Collaboration du duo Eros Sciorilli et Alberto Testa, Non pensare a me devait remporter le grand prix du 17e Festival de Sanremo, telle que chantée par Claudio Villa (qui rendra aussi célèbre Arrivederci Roma). « Il Reuccio della canzone italiana » (le roitelet de la chanson italienne) en tirerait un simple en janvier 1967. Il en existe également des versions en français (Quand tu t’en iras), en russe, en portugais et en anglais (Time Alone Will Tell).

Sans conteste la mélodie la plus renommée de Guido Maria Ferilli, Un Amore così grande a été d’abord popularisée par Mario del Monaco, puis plus récemment par Luciano Pavarotti (dans un habillage symphonique d’Henry Mancini) et Andrea Bocelli.

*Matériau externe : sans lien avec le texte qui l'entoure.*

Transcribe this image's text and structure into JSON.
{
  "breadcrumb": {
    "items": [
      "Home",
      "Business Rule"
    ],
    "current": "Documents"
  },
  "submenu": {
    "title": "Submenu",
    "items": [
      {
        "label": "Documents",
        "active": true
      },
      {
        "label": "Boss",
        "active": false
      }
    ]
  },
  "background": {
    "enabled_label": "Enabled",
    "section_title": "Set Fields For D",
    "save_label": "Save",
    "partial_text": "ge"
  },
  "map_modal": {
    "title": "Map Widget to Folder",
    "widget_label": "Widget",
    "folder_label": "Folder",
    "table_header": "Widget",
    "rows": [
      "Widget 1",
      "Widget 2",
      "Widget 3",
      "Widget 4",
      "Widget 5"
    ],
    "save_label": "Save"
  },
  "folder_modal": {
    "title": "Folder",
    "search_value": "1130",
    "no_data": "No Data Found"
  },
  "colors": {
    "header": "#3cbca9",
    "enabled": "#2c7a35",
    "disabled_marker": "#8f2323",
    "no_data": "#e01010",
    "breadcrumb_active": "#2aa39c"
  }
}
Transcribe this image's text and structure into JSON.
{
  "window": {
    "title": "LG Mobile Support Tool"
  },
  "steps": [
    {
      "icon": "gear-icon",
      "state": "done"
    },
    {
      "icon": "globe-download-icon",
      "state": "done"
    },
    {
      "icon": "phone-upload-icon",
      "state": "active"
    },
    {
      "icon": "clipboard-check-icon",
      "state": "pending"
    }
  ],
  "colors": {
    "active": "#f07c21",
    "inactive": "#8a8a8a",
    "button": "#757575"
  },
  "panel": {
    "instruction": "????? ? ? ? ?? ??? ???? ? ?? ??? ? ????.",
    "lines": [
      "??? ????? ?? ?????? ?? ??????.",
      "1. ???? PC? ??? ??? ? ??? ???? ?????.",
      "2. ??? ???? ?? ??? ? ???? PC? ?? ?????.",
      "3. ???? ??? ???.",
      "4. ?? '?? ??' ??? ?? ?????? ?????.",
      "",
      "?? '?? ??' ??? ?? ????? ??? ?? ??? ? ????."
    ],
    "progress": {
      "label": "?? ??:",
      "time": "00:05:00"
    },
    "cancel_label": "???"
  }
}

Elle a été écrite en 1976 à la demande de Detto Mariano, maître d’oeuvre des orchestrations de Mario del Monaco.

Surnommée « Tristesse » par un éditeur, profondément ému par cet air dont Chopin lui-même disait qu’il n’écrirait jamais quelque chose de plus beau, l’Étude opus 10 no 3 a été adaptée à de nombreuses reprises, notamment par Edgardo Donato dans le tango La melodia del corazón, Tino Rossi (en français) et Giuseppe di Stefano (en italien). Peu importe l’arrangement, la langue, cette mélodie foncièrement vocale continue de hanter, instillant une profonde mélancolie chez l’auditeur.

Une soirée d’amour ne saurait être complète sans une page dédiée à celle que l’on aime. C’est pourquoi Gino Quilico a intégré ici Lei (Elle) de Charles Aznavour, d’abord parue sous le titre de She en 1974, thème de la série télévisée britannique Seven Faces of Woman, enregistrée également en français (Tous les visages de l’amour), allemand et espagnol, l’un des airs préférés de sa femme Sara.